Les tendances annoncées et constatées lors de la 60ème édition du concours la semaine dernières sont révélatrices de tendances lourdes de notre continent. Un événement annuel organisés sur six décennies essentielles pour l’Europe (de la Guerre Froide à la crise ukrainienne), hautement international (40 pays candidats), extrêmement exposé médiatiquement (200 millions de téléspectateurs en cumulé entre finale et demi-finale jusqu’en Australie), transculturelle (du Moyen-Orient à la Scandinavie et de l’Europe latine à la Russie), dans un secteur (le divertissement et les industries culturelles), est nécessairement un événement essentiel pour la compréhension du continent et de son image international. Seuls la Coupe du Monde de Football, l’Euro de Football ou les Jeux Olympiques la dépassent. Mais les leçons à tirer de la compétition sont parfois à nuancer en raison de dynamiques internes à l’Union européenne de radiotélévision, l’institution continentale organisatrices, au vu d’actions sectorielles engagées par les chaines de télévision qui présentent les candidats… ainsi qu’au vu du talent musical des candidats évidemment.
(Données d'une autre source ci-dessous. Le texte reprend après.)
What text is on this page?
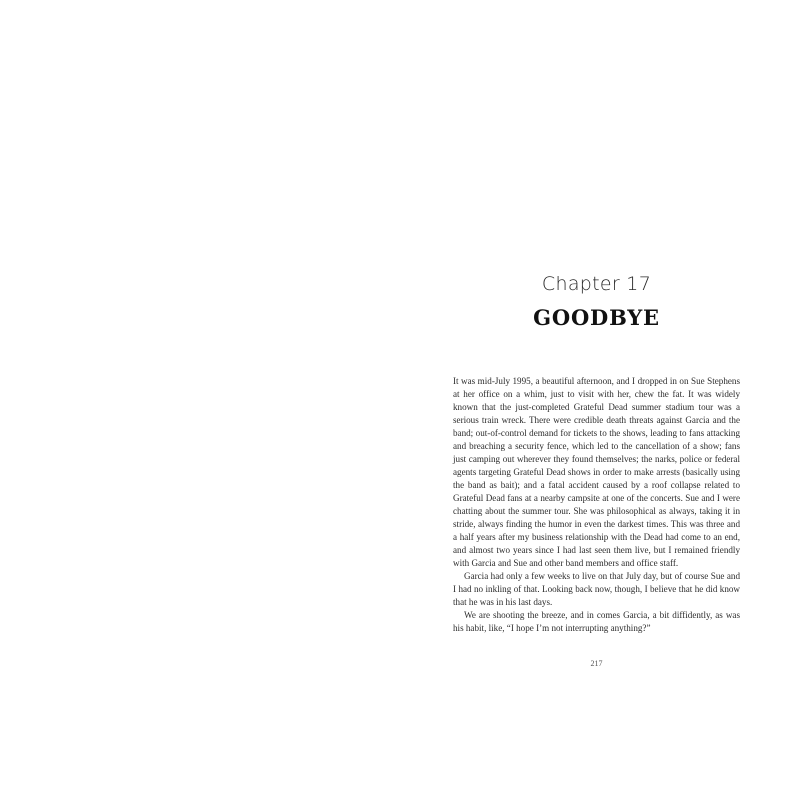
Chapter 17
GOODBYE

It was mid-July 1995, a beautiful afternoon, and I dropped in on Sue Stephens at her office on a whim, just to visit with her, chew the fat. It was widely known that the just-completed Grateful Dead summer stadium tour was a serious train wreck. There were credible death threats against Garcia and the band; out-of-control demand for tickets to the shows, leading to fans attacking and breaching a security fence, which led to the cancellation of a show; fans just camping out wherever they found themselves; the narks, police or federal agents targeting Grateful Dead shows in order to make arrests (basically using the band as bait); and a fatal accident caused by a roof collapse related to Grateful Dead fans at a nearby campsite at one of the concerts. Sue and I were chatting about the summer tour. She was philosophical as always, taking it in stride, always finding the humor in even the darkest times. This was three and a half years after my business relationship with the Dead had come to an end, and almost two years since I had last seen them live, but I remained friendly with Garcia and Sue and other band members and office staff.

Garcia had only a few weeks to live on that July day, but of course Sue and I had no inkling of that. Looking back now, though, I believe that he did know that he was in his last days.

We are shooting the breeze, and in comes Garcia, a bit diffidently, as was his habit, like, “I hope I’m not interrupting anything?”

217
Le faible classement des candidats présentés, cette année, par la France, l’Allemagne et la Grande Bretagne répond à plusieurs considérations internes au concours et externes à la compétition. Ces trois pays ont respectivement remporté cinq, deux et cinq fois la compétition, en relation avec le dynamisme de la variété française, la réaffirmation de la culture allemande et de la Brit Pop. Le constat d’un déclin n’est pas sans appel. Les clés des insuccès français (dernière victoire en 1977), allemands (dernière victoire en 2010) et britanniques (dernière victoire en 1997) sont d’abord à chercher dans des facteurs internes au concours, notamment par contraste avec les succès de petits pays comme l’Irlande et la Suède.

Comme en témoignent les 7 victoires des candidats irlandais et les 6 victoires des candidats suédois, les victoires au concours récompensent des pays dont les chaînes de télévision ont su implanter durablement dans l’espace médiatique national les processus de sélection. L’organisation d’une radio crochet national hautement sélectif et articulé avec la scène musicale intérieure ainsi qu’avec l’industrie du divertissement du pays est un gage de qualité des candidats sélectionnés – ou du moins de leur adéquation avec les goûts du public.

Par contraste, la France et le Royaume-Uni ont mis en place des processus de sélection moins robustes. Ces choix peuvent être légitimes : la France a présenté une candidature de témoignage sur la Grande Guerre ; le Royaume-Uni a des manifestations de musique pop capables de rayonner sans le soutien de l’UER, etc. A cela s’ajoute que, depuis la réforme de 2008 qui dispense les 5 pays les plus contributeurs au budget de l’UER (Allemagne, France, Espagne, Royaume-Uni, Italie ou Big Five) sont dispensés de demi-finale. Ce que les candidats gagnent en confort et en visibilité, ils le perdent assurément en rodage de leur candidature.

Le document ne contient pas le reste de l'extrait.